Теперь уж его голос не нес в себе прежней угрозы — мальчишеская поза, не больше, маскировочный насморк. Тот, с кем нельзя бы было договориться, стоял рядом с ним, рядом с совсем не обширным очерком его светлых шорт. Стало видно, как эти шорты развернулись и после двух срывов приподнялись в воздухе под шелушащееся ворчание невинной березы. Звонко хрустнула ветка, и в хлопнувшем об асфальт прыжке шорты вернулись на землю гораздо ниже, чем были изначально.
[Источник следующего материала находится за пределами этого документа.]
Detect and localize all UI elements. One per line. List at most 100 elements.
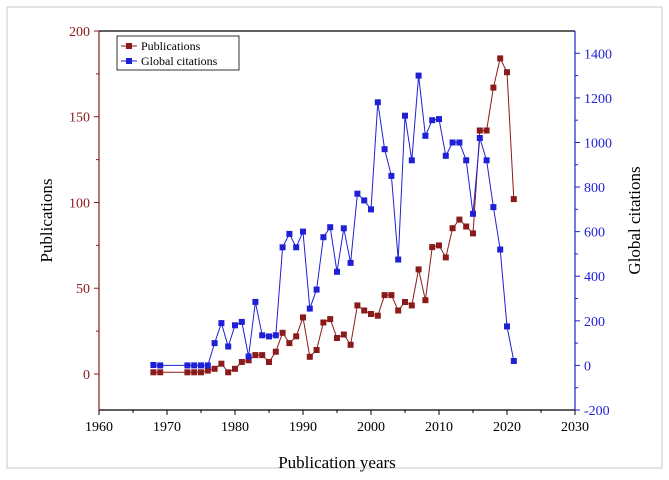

— Осторожно, Петруха, — заботливо прокатилось сверху, и было понятно, что эта заботливость может ненароком раздавить.

— Стою! — убедил нас Петруха и совсем неопасно запел уже специально для меня: — Парень, вот у меня стакан. Это наша скамья. Я здесь всегда держу стакан.

Они говорили гораздо больше — это был славный распев, в котором я почти не понимал ни слова: Петруха о чем-то энергично ныл и в конце каждой фразы ему вторил размеренный раскат. Я послушал их, но дело было не в языке, не в произношении, и, уж конечно, они не говорили стихами, однако смысл этой речи мною только реконструируется. В другое время я бы уже ужаснулся этой встрече, но сейчас меня беспокоило только — не встретил бы Шерстнев такое же приключение по дороге, и не разбудили бы эти двое Юлию, которая, не меняя позы, мирно спала, и белые шпильки ее каблуков ближе всего находились к ногам второго. Задень он скамейку этой ногой, она бы не опрокинулась, но съехала с места. Именно второй и разглядел мою блаженную неодинокость в этот час, у этого пруда.

— Да я уже понял, — ответил первый. — Вот надо было обязательно выбирать нашу скамейку? Даму можно было бы повести под иву, там совсем все закрыто.

Я поднес палец к губам.

Петруха, говоря о том, что я его еще не знаю (что сулило только одну степень знакомства) подошел к моей стороне скамейки и быстрыми пальцами зашуршал между верхних планок у меня за ухом. Я не повернулся, ведь Юлия еще спала. Он обошел угол и передо мной вставил в зубы наполовину укороченный белый столбик, а после зажженной спички все пропало из вида.

— Ой, простите! — с неестественным смущением гулко выдохнул второй.

Первый наклонился к Юлии:

— Спит, что ли?

— А я что говорю, — мягко зашептал я.

— Да мы не поняли. Браток, просто тут моя скамейка. Ко мне друг приехал.

Второй хрипло выдохнул всеми органными мехами, вторично закуренная папироса смрадно дымила, и я тоже подумал было закурить, но почему-то не знал, есть ли у меня сигареты.